Skateraw - detail of the base of the Main Postglacial Raised Beach, with a dyke of till injected into an open joint of the raised shore platform

Shoreline sequences between Dunbar and Belhaven, after Sissons (1967).

ITRP Inter-tidal rock platform

MPRB Main Postglacial Raised Beach, itself resting on a raised shore platform

RRP Raised rock platform, with crag and tail

 

shore platforms

raised rock platforms

inherited coastal landforms Orkney

Belhaven

Chapel Point

 

 

Complex rock shore line east of North Berwick.

The inter-tidal rock platform is being extended slowly by undercutting of the margins of a slightly higher level developed on more resistant rocks. This higher platform level passes beneath the main postglacial raised beach. The backing cliffs are partly vegetated and covered with slope deposits and fronted by the raised beach.

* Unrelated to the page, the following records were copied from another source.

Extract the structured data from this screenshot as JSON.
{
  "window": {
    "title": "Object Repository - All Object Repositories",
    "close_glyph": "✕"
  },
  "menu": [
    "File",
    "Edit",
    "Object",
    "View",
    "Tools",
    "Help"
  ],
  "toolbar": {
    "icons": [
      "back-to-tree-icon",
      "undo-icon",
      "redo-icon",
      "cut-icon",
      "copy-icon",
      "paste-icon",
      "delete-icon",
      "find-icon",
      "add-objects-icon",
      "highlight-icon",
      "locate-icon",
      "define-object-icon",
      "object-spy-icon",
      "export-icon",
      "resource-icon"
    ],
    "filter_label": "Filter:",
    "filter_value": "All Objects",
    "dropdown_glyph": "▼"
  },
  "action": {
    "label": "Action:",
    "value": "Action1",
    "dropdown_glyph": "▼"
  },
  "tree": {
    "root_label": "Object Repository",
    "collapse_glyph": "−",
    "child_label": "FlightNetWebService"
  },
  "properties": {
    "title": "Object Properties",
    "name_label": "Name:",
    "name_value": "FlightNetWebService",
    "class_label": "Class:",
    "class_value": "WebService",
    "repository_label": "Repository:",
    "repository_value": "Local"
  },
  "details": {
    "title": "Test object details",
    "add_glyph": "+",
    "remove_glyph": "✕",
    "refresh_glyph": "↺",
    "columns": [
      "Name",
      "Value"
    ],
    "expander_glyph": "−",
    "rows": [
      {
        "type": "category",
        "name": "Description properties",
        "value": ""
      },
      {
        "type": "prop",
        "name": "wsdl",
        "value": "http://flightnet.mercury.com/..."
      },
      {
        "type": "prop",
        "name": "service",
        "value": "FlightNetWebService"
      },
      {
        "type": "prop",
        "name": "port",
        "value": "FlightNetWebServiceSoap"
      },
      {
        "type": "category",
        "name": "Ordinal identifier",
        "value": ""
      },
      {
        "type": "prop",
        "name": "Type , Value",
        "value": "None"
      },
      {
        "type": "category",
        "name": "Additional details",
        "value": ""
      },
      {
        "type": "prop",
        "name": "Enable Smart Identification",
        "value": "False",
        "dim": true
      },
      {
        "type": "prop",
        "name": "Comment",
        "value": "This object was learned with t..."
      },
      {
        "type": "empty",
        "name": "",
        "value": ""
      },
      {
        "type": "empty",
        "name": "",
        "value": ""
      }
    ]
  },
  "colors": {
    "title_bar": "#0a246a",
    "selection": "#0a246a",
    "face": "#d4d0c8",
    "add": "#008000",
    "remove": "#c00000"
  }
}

The image is taken from a basanite dyke that stands proud of both platforms.

Ancient coastal landforms

Definition: shore platforms and cliffs that predate the last ice sheet

Raised rock platforms at Dunbar

In a number of locations along the rock coasts of south-east Scotland there are signs of inheritance of fragments of shore platforms and cliffs from before passage of the last sheet. Typical evidence includes

  • Till cover on the rear of the platform or in fissures in the cliff face
  • Striae or ice moulding of the platform
  • Development of shore platforms several hundred metres wide in sheltered locations
  • Lags of glacial boulders resting on the shore platform. The immobility of the boulders indicates very limited wave action on the platform

The survival of old shore platform fragments raises interesting questions about the effectiveness of glacial erosion, the age of the platforms and rates of shore platform erosion at the present day.

A small number of localities have been described where glacial till either rests on the shore platform or in fissures beneath the shore platform surface (Hall, 1989). The till appears to rest on the rear of platform fragment and on the break of slope between the inter-tidal rock platform and a low raised rock platform. The latter localities imply that two old shore platforms exist at elevations close to sea level around Dunbar.

The best known example of an ice-moulded raised shore platform lies east of Dunbar (Sissons, 1967). A short distance west of the town centre a raised rock platform cuts clean across a volcanic neck and rises gently inland to a rocky knoll that was clearly an island in an ancient sea. A tail of till stretches eastwards from this ancient island. The sequence of events thus seems to be

  • formation of the shore platform and island at sea level
  • uplift of the platform
  • glaciation of the platform and formation of a crag and tail

If the shore platform is old then clearly also the cliff may have a long history. The cliffs east of North Berwick are capped by till and fronted in places by a raised beach that protects the cliff base from erosion. Here the inter-tidal shore platform is being fashioned by lowering of the weak rocks that form a higher platform just above mean sea level.